Sevgili ağabeyim Hrant Dink’in katlinin üzerinden dokuz yıl geçti, onuncu yılına doğru ilerliyoruz. O günü hayatımın sonuna kadar hiç unutmayacağım. Anne ve babamın ölümünden daha fazla beni sarsmış, hayatımız adeta kararmıştı. Aslında bu cinayet benim hayatımın da kırılması olmuştu.
Türkiye’nin eski derin devletinin yerini almaya, yeni derin devleti olmaya çalışan FETÖ’nün bu cinayetteki rolü gün be gün ortaya çıkıyor. Ergenekon ve benzeri davaların başlamasına uygun iklimi hem içeride hem de AB nezdinde yaratmak adına “gayrımüslim” cinayetleri oldukça elverişli bulunmuş olacak. Düşünün ki ülkede Danıştay hâkimleri, rahipler, Ermeni gazeteciler, Protestan misyonerler boğazlanıyor ve cesur savcılar çıkarak bu derin devletin üzerine cesaretle gidiyorlar.

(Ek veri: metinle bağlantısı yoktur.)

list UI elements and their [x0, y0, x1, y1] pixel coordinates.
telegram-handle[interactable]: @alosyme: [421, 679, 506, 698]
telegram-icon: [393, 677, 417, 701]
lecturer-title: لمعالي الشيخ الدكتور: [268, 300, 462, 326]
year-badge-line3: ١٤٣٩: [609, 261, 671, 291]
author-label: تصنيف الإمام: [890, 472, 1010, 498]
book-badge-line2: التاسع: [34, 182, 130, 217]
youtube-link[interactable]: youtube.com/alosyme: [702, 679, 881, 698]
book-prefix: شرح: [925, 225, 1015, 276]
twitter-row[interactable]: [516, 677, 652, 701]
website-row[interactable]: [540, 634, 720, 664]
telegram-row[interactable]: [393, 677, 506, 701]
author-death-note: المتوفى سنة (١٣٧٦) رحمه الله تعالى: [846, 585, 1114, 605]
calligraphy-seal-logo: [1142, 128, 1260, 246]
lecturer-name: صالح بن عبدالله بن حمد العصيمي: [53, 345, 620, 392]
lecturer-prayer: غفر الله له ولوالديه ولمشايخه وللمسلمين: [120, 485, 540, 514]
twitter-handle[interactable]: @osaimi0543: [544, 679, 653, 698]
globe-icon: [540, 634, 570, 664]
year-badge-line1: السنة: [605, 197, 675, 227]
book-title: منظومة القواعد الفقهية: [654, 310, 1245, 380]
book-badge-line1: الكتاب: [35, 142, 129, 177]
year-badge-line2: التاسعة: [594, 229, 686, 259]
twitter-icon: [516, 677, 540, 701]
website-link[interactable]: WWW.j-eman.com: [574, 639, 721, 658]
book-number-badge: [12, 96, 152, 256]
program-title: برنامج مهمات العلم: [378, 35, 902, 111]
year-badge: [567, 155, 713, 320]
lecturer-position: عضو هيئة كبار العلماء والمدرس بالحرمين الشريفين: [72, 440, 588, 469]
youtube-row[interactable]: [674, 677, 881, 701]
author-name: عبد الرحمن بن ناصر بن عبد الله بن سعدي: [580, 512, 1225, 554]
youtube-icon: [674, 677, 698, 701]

Evet, bu cinayetler şimdi ortaya çıkan nedenlerle ve büyük bir planın parçası olarak aydınlatılamadı. Faili meçhuller üzerinden antidemokratik kaldıraçlar elde edildi. Yani bir kişiyi öldürerek hem devleti dizayn ettiler, hem de kurbanın ait olduğu sosyolojiyi rehin aldılar. Tilkiyle plan yapıp kuzuyla ağlaştılar.